The results were spotty.  The album had some of the U2 vibe and soundscape, but Davies’ cryptic lyrics (most actually pilfered from a volume of pastoral 19th century Welsh poetry that had been clumsily translated into English) and understated speak-sing delivery lacked anything like Bono’s passion and charisma.  (Davies did begin sporting a tinted monocle in performance, which ironically some later ribbed Bono for copying.)  And because Morgan stumbled on an affinity for the Welsh bagpipes (a set of which had been hanging on the studio wall as decoration), virtually all of the album tracks included at least one jarring pipe interlude (often joined by Griffith on trumpet, an instrument he had once played as part of a teenage trad jazz combo). 

The album (Rebel—the verb, not the noun) had some local airplay in the south, but generally sold poorly.  Picking up on Griffiths’ not-so-original guitar sound, a local music journalist quipped in one of the few reviews, “Who do these guys think they are—the Welsh U2?”  The nickname stuck, and thereafter at the few gigs Glyndŵr played before breaking up, the crowds would often chant “Welsh U2!  Welsh U2!” and yell out random titles from Boy and War that they expected the band to cover.  Glyndŵr was accommodating, but Davies’ 1.5-octave range was severely limiting, and Roberts’ insistence on playing slap bass (in his words, in order to “put some funk into it”) was an unwelcome departure.  Toward the end, the band was playing fewer and fewer originals, until they essentially became a third-tier U2 tribute band.  (There were four such outfits in greater Cardiff alone.)  It was a sad ending for an ambitious group named after a warrior king.

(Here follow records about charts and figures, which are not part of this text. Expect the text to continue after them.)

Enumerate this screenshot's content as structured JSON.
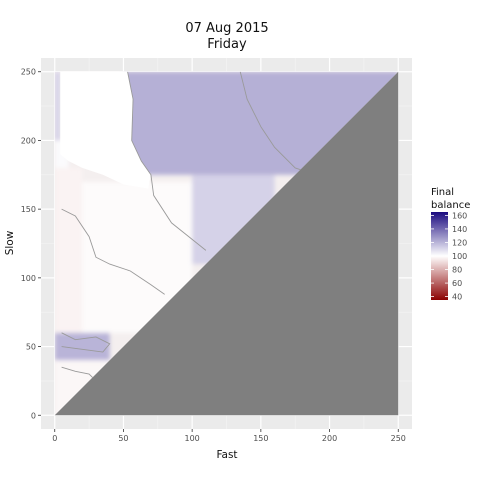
{
  "chart_data": {
    "type": "heatmap",
    "title": "07 Aug 2015",
    "subtitle": "Friday",
    "xlabel": "Fast",
    "ylabel": "Slow",
    "xlim": [
      -10,
      260
    ],
    "ylim": [
      -10,
      260
    ],
    "x_ticks": [
      0,
      50,
      100,
      150,
      200,
      250
    ],
    "y_ticks": [
      0,
      50,
      100,
      150,
      200,
      250
    ],
    "grid": true,
    "legend_placement": "right",
    "legend": {
      "title": "Final\nbalance",
      "title_lines": [
        "Final",
        "balance"
      ],
      "min": 35,
      "max": 165,
      "midpoint": 100,
      "ticks": [
        40,
        60,
        80,
        100,
        120,
        140,
        160
      ],
      "colors": {
        "low": "#8b0000",
        "mid": "#ffffff",
        "high": "#1a0a80"
      }
    },
    "masked_region": {
      "description_color": "#7f7f7f",
      "rule": "fast >= slow"
    },
    "missing_region_color": "#ffffff",
    "zones": [
      {
        "fast": [
          0,
          4
        ],
        "slow": [
          200,
          250
        ],
        "balance": 112
      },
      {
        "fast": [
          0,
          10
        ],
        "slow": [
          180,
          200
        ],
        "balance": 101
      },
      {
        "fast": [
          0,
          20
        ],
        "slow": [
          60,
          180
        ],
        "balance": 97
      },
      {
        "fast": [
          20,
          100
        ],
        "slow": [
          60,
          170
        ],
        "balance": 99
      },
      {
        "fast": [
          100,
          160
        ],
        "slow": [
          110,
          175
        ],
        "balance": 112
      },
      {
        "fast": [
          50,
          250
        ],
        "slow": [
          175,
          250
        ],
        "balance": 121
      },
      {
        "fast": [
          0,
          40
        ],
        "slow": [
          40,
          60
        ],
        "balance": 120
      },
      {
        "fast": [
          0,
          40
        ],
        "slow": [
          0,
          40
        ],
        "balance": 98
      }
    ]
  }
}
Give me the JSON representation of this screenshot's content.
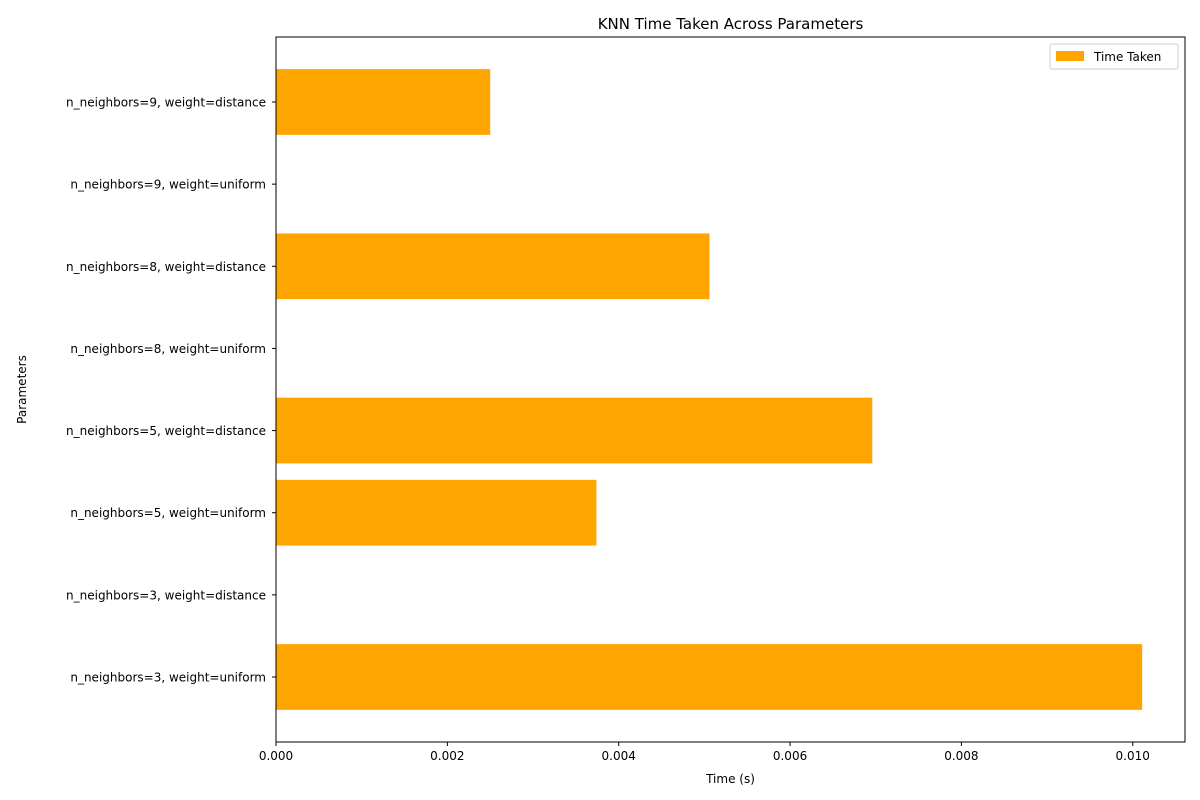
{
  "chart_data": {
    "type": "bar",
    "orientation": "horizontal",
    "title": "KNN Time Taken Across Parameters",
    "xlabel": "Time (s)",
    "ylabel": "Parameters",
    "xlim": [
      0,
      0.01061
    ],
    "xticks": [
      0.0,
      0.002,
      0.004,
      0.006,
      0.008,
      0.01
    ],
    "xtick_labels": [
      "0.000",
      "0.002",
      "0.004",
      "0.006",
      "0.008",
      "0.010"
    ],
    "grid": false,
    "legend_position": "top-right",
    "categories": [
      "n_neighbors=3, weight=uniform",
      "n_neighbors=3, weight=distance",
      "n_neighbors=5, weight=uniform",
      "n_neighbors=5, weight=distance",
      "n_neighbors=8, weight=uniform",
      "n_neighbors=8, weight=distance",
      "n_neighbors=9, weight=uniform",
      "n_neighbors=9, weight=distance"
    ],
    "series": [
      {
        "name": "Time Taken",
        "color": "#ffa500",
        "values": [
          0.01011,
          0.0,
          0.00374,
          0.00696,
          0.0,
          0.00506,
          0.0,
          0.0025
        ]
      }
    ]
  }
}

After disbanding in late 1986, the members went their separate ways.  Some stuck with music; others found new interests.  Davies joined a trad jazz combo and found his niche covering Chet Baker.  Ogee and Morgan formed a Hall and Oates tribute that had moderate success until grunge hit.  Roberts took up model railroading with a vengeance, and Hughes became a squab rancher.

After recovering her bass from her son-in-law, Polly Evans reformed Fur Business.  Their sixth studio album, Thyme Travelers, won the BRIT award for Album of the Year.